Sure, we could investigate the sitting president’s campaign’s ties to a foreign country’s interference in our democratic elections, and the president firing the FBI director in an effort to stop the investigation into that. But the real problem that needs House attention is a former secretary of state’s email server and that former FBI director’s concluded investigation into the server.

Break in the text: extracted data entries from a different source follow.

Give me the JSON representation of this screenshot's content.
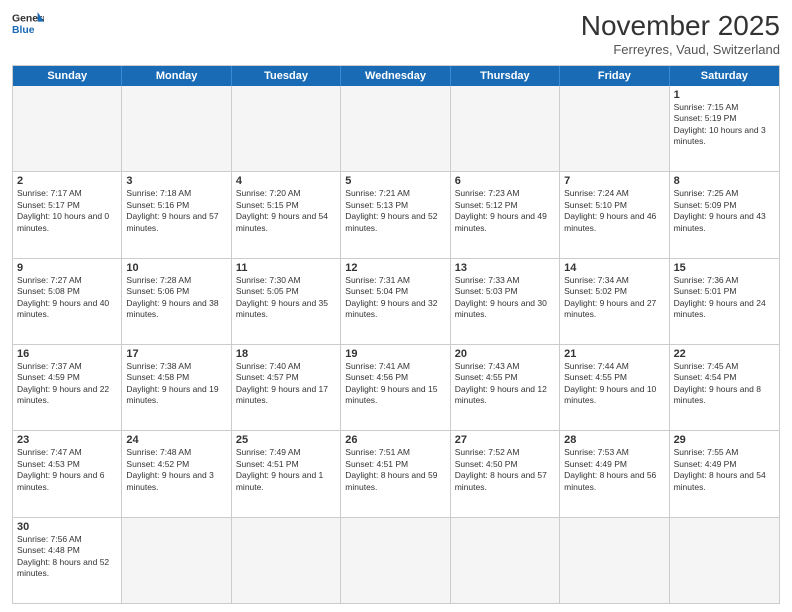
{
  "header": {
    "logo_general": "General",
    "logo_blue": "Blue",
    "month_title": "November 2025",
    "subtitle": "Ferreyres, Vaud, Switzerland"
  },
  "days_of_week": [
    "Sunday",
    "Monday",
    "Tuesday",
    "Wednesday",
    "Thursday",
    "Friday",
    "Saturday"
  ],
  "weeks": [
    {
      "cells": [
        {
          "day": "",
          "info": ""
        },
        {
          "day": "",
          "info": ""
        },
        {
          "day": "",
          "info": ""
        },
        {
          "day": "",
          "info": ""
        },
        {
          "day": "",
          "info": ""
        },
        {
          "day": "",
          "info": ""
        },
        {
          "day": "1",
          "info": "Sunrise: 7:15 AM\nSunset: 5:19 PM\nDaylight: 10 hours and 3 minutes."
        }
      ]
    },
    {
      "cells": [
        {
          "day": "2",
          "info": "Sunrise: 7:17 AM\nSunset: 5:17 PM\nDaylight: 10 hours and 0 minutes."
        },
        {
          "day": "3",
          "info": "Sunrise: 7:18 AM\nSunset: 5:16 PM\nDaylight: 9 hours and 57 minutes."
        },
        {
          "day": "4",
          "info": "Sunrise: 7:20 AM\nSunset: 5:15 PM\nDaylight: 9 hours and 54 minutes."
        },
        {
          "day": "5",
          "info": "Sunrise: 7:21 AM\nSunset: 5:13 PM\nDaylight: 9 hours and 52 minutes."
        },
        {
          "day": "6",
          "info": "Sunrise: 7:23 AM\nSunset: 5:12 PM\nDaylight: 9 hours and 49 minutes."
        },
        {
          "day": "7",
          "info": "Sunrise: 7:24 AM\nSunset: 5:10 PM\nDaylight: 9 hours and 46 minutes."
        },
        {
          "day": "8",
          "info": "Sunrise: 7:25 AM\nSunset: 5:09 PM\nDaylight: 9 hours and 43 minutes."
        }
      ]
    },
    {
      "cells": [
        {
          "day": "9",
          "info": "Sunrise: 7:27 AM\nSunset: 5:08 PM\nDaylight: 9 hours and 40 minutes."
        },
        {
          "day": "10",
          "info": "Sunrise: 7:28 AM\nSunset: 5:06 PM\nDaylight: 9 hours and 38 minutes."
        },
        {
          "day": "11",
          "info": "Sunrise: 7:30 AM\nSunset: 5:05 PM\nDaylight: 9 hours and 35 minutes."
        },
        {
          "day": "12",
          "info": "Sunrise: 7:31 AM\nSunset: 5:04 PM\nDaylight: 9 hours and 32 minutes."
        },
        {
          "day": "13",
          "info": "Sunrise: 7:33 AM\nSunset: 5:03 PM\nDaylight: 9 hours and 30 minutes."
        },
        {
          "day": "14",
          "info": "Sunrise: 7:34 AM\nSunset: 5:02 PM\nDaylight: 9 hours and 27 minutes."
        },
        {
          "day": "15",
          "info": "Sunrise: 7:36 AM\nSunset: 5:01 PM\nDaylight: 9 hours and 24 minutes."
        }
      ]
    },
    {
      "cells": [
        {
          "day": "16",
          "info": "Sunrise: 7:37 AM\nSunset: 4:59 PM\nDaylight: 9 hours and 22 minutes."
        },
        {
          "day": "17",
          "info": "Sunrise: 7:38 AM\nSunset: 4:58 PM\nDaylight: 9 hours and 19 minutes."
        },
        {
          "day": "18",
          "info": "Sunrise: 7:40 AM\nSunset: 4:57 PM\nDaylight: 9 hours and 17 minutes."
        },
        {
          "day": "19",
          "info": "Sunrise: 7:41 AM\nSunset: 4:56 PM\nDaylight: 9 hours and 15 minutes."
        },
        {
          "day": "20",
          "info": "Sunrise: 7:43 AM\nSunset: 4:55 PM\nDaylight: 9 hours and 12 minutes."
        },
        {
          "day": "21",
          "info": "Sunrise: 7:44 AM\nSunset: 4:55 PM\nDaylight: 9 hours and 10 minutes."
        },
        {
          "day": "22",
          "info": "Sunrise: 7:45 AM\nSunset: 4:54 PM\nDaylight: 9 hours and 8 minutes."
        }
      ]
    },
    {
      "cells": [
        {
          "day": "23",
          "info": "Sunrise: 7:47 AM\nSunset: 4:53 PM\nDaylight: 9 hours and 6 minutes."
        },
        {
          "day": "24",
          "info": "Sunrise: 7:48 AM\nSunset: 4:52 PM\nDaylight: 9 hours and 3 minutes."
        },
        {
          "day": "25",
          "info": "Sunrise: 7:49 AM\nSunset: 4:51 PM\nDaylight: 9 hours and 1 minute."
        },
        {
          "day": "26",
          "info": "Sunrise: 7:51 AM\nSunset: 4:51 PM\nDaylight: 8 hours and 59 minutes."
        },
        {
          "day": "27",
          "info": "Sunrise: 7:52 AM\nSunset: 4:50 PM\nDaylight: 8 hours and 57 minutes."
        },
        {
          "day": "28",
          "info": "Sunrise: 7:53 AM\nSunset: 4:49 PM\nDaylight: 8 hours and 56 minutes."
        },
        {
          "day": "29",
          "info": "Sunrise: 7:55 AM\nSunset: 4:49 PM\nDaylight: 8 hours and 54 minutes."
        }
      ]
    },
    {
      "cells": [
        {
          "day": "30",
          "info": "Sunrise: 7:56 AM\nSunset: 4:48 PM\nDaylight: 8 hours and 52 minutes."
        },
        {
          "day": "",
          "info": ""
        },
        {
          "day": "",
          "info": ""
        },
        {
          "day": "",
          "info": ""
        },
        {
          "day": "",
          "info": ""
        },
        {
          "day": "",
          "info": ""
        },
        {
          "day": "",
          "info": ""
        }
      ]
    }
  ]
}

Republicans are just desperate to avoid doing anything like governing and even more desperate to avoid challenging Trump. So they’re recycling the things that have worked in the past to whip up their base and distract from their disaster of a president and their disaster of a healthcare bill. And they’re currying favor with Trump by going after the former political opponent he’s obsessed with because more people voted for her than for him. It would be pathetic if it wasn’t so dangerous.